Unter Solvency II müssen die Unternehmen als Kernbestandteil des Risikomanagements eine unternehmenseigene Risiko- und Solvabilitätsbeurteilung (Own Risk and Solvency Assessment – ORSA) durchführen. Da ein Run-Off das Risikoprofil des Unternehmens verändert, wird die BaFin prüfen, ob dies angemessen berücksichtigt ist.

In der Lebens- und Krankenversicherung sowie der Unfallversicherung mit Prämienrückgewähr ist durch ausreichende handelsrechtliche Rückstellungen sicherzustellen, dass die Verwaltungskosten und stärkere Schwankungen der Risikoergebnisse die Risikotragfähigkeit nicht gefährden. In diesem Zusammenhang ist auch zu prüfen, ob die Rückversicherung anzupassen ist. In der Lebensversicherung ist aufgrund des möglicherweise erhöhten Stornorisikos dem Liquiditätsmanagement besondere Aufmerksamkeit zu schenken.

Bei Verträgen mit Überschussbeteiligung wird die BaFin besonders darauf achten, dass diese nicht ausgehöhlt wird. Die Gewinnzerlegungen sowie die aktuariellen Unterlagen werden daher besonders sorgfältig geprüft.

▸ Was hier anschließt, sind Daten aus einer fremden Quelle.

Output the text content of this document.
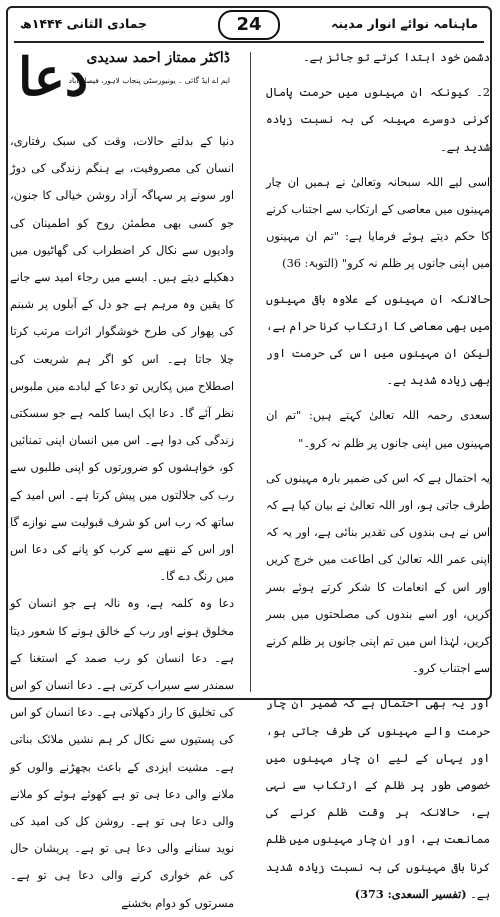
ماہنامہ نوائے انوار مدینہ
24
جمادی الثانی ۱۴۴۴ھ

دشمن خود ابتدا کرتے تو جائز ہے۔

2۔ کیونکہ ان مہینوں میں حرمت پامال کرنی دوسرے مہینہ کی بہ نسبت زیادہ شدید ہے۔

اسی لیے اللہ سبحانہ وتعالیٰ نے ہمیں ان چار مہینوں میں معاصی کے ارتکاب سے اجتناب کرنے کا حکم دیتے ہوئے فرمایا ہے: "تم ان مہینوں میں اپنی جانوں پر ظلم نہ کرو" (التوبۃ: 36)

حالانکہ ان مہینوں کے علاوہ باقی مہینوں میں بھی معاصی کا ارتکاب کرنا حرام ہے، لیکن ان مہینوں میں اس کی حرمت اور بھی زیادہ شدید ہے۔

سعدی رحمہ اللہ تعالیٰ کہتے ہیں: "تم ان مہینوں میں اپنی جانوں پر ظلم نہ کرو۔"

یہ احتمال ہے کہ اس کی ضمیر بارہ مہینوں کی طرف جاتی ہو، اور اللہ تعالیٰ نے بیان کیا ہے کہ اس نے ہی بندوں کی تقدیر بنائی ہے، اور یہ کہ اپنی عمر اللہ تعالیٰ کی اطاعت میں خرچ کریں اور اس کے انعامات کا شکر کرتے ہوئے بسر کریں، اور اسے بندوں کی مصلحتوں میں بسر کریں، لہٰذا اس میں تم اپنی جانوں پر ظلم کرنے سے اجتناب کرو۔

اور یہ بھی احتمال ہے کہ ضمیر ان چار حرمت والے مہینوں کی طرف جاتی ہو، اور یہاں کے لیے ان چار مہینوں میں خصوصی طور پر ظلم کے ارتکاب سے نہی ہے، حالانکہ ہر وقت ظلم کرنے کی ممانعت ہے، اور ان چار مہینوں میں ظلم کرنا باقی مہینوں کی بہ نسبت زیادہ شدید ہے۔ (تفسیر السعدی: 373)

دعا
ڈاکٹر ممتاز احمد سدیدی
ایم اے ایڈ گائی ۔ یونیورسٹی پنجاب لاہور، فیصل آباد

دنیا کے بدلتے حالات، وقت کی سبک رفتاری، انسان کی مصروفیت، بے ہنگم زندگی کی دوڑ اور سونے پر سہاگہ آزاد روشن خیالی کا جنون، جو کسی بھی مطمئن روح کو اطمینان کی وادیوں سے نکال کر اضطراب کی گھاٹیوں میں دھکیلے دیتے ہیں۔ ایسے میں رجاء امید سے جانے کا یقین وہ مرہم ہے جو دل کے آبلوں پر شبنم کی پھوار کی طرح خوشگوار اثرات مرتب کرتا چلا جاتا ہے۔ اس کو اگر ہم شریعت کی اصطلاح میں پکاریں تو دعا کے لبادے میں ملبوس نظر آئے گا۔ دعا ایک ایسا کلمہ ہے جو سسکتی زندگی کی دوا ہے۔ اس میں انسان اپنی تمنائیں کو، خواہشوں کو ضرورتوں کو اپنی طلبوں سے رب کی جلالتوں میں پیش کرتا ہے۔ اس امید کے ساتھ کہ رب اس کو شرف قبولیت سے نوازے گا اور اس کے ننھے سے کرب کو پانے کی دعا اس میں رنگ دے گا۔

دعا وہ کلمہ ہے، وہ نالہ ہے جو انسان کو مخلوق ہونے اور رب کے خالق ہونے کا شعور دیتا ہے۔ دعا انسان کو رب صمد کے استغنا کے سمندر سے سیراب کرتی ہے۔ دعا انسان کو اس کی تخلیق کا راز دکھلاتی ہے۔ دعا انسان کو اس کی پستیوں سے نکال کر ہم نشیں ملائک بناتی ہے۔ مشیت ایزدی کے باعث بچھڑنے والوں کو ملانے والی دعا ہی تو ہے کھوئے ہوئے کو ملانے والی دعا ہی تو ہے۔ روشن کل کی امید کی نوید سنانے والی دعا ہی تو ہے۔ پریشان حال کی غم خواری کرنے والی دعا ہی تو ہے۔ مسرتوں کو دوام بخشنے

Geht der Bestand immer mehr zurück, ist zu prüfen, ob eine Bestandsübertragung sinnvoll ist, etwa auf spezielle Run-Off-Versicherer. In der Lebens- und Krankenversicherung stehen als letztes Mittel die Sicherungseinrichtungen Protektor beziehungsweise Medicator zur Verfügung.

Rolle von Run-Off-Spezialisten

Run-Off-Spezialisten können als Investoren, aufnehmende Versicherungsunternehmen oder Dienstleister agieren. Sie schaffen daher zusätzliche Möglichkeiten für Versicherungsunternehmen, ihre Strategie zu ändern oder auf schwierige wirtschaftliche Situationen zu reagieren. Sie können daher, wenn alle Regeln eingehalten werden, in solchen Fällen eine positive Rolle spielen.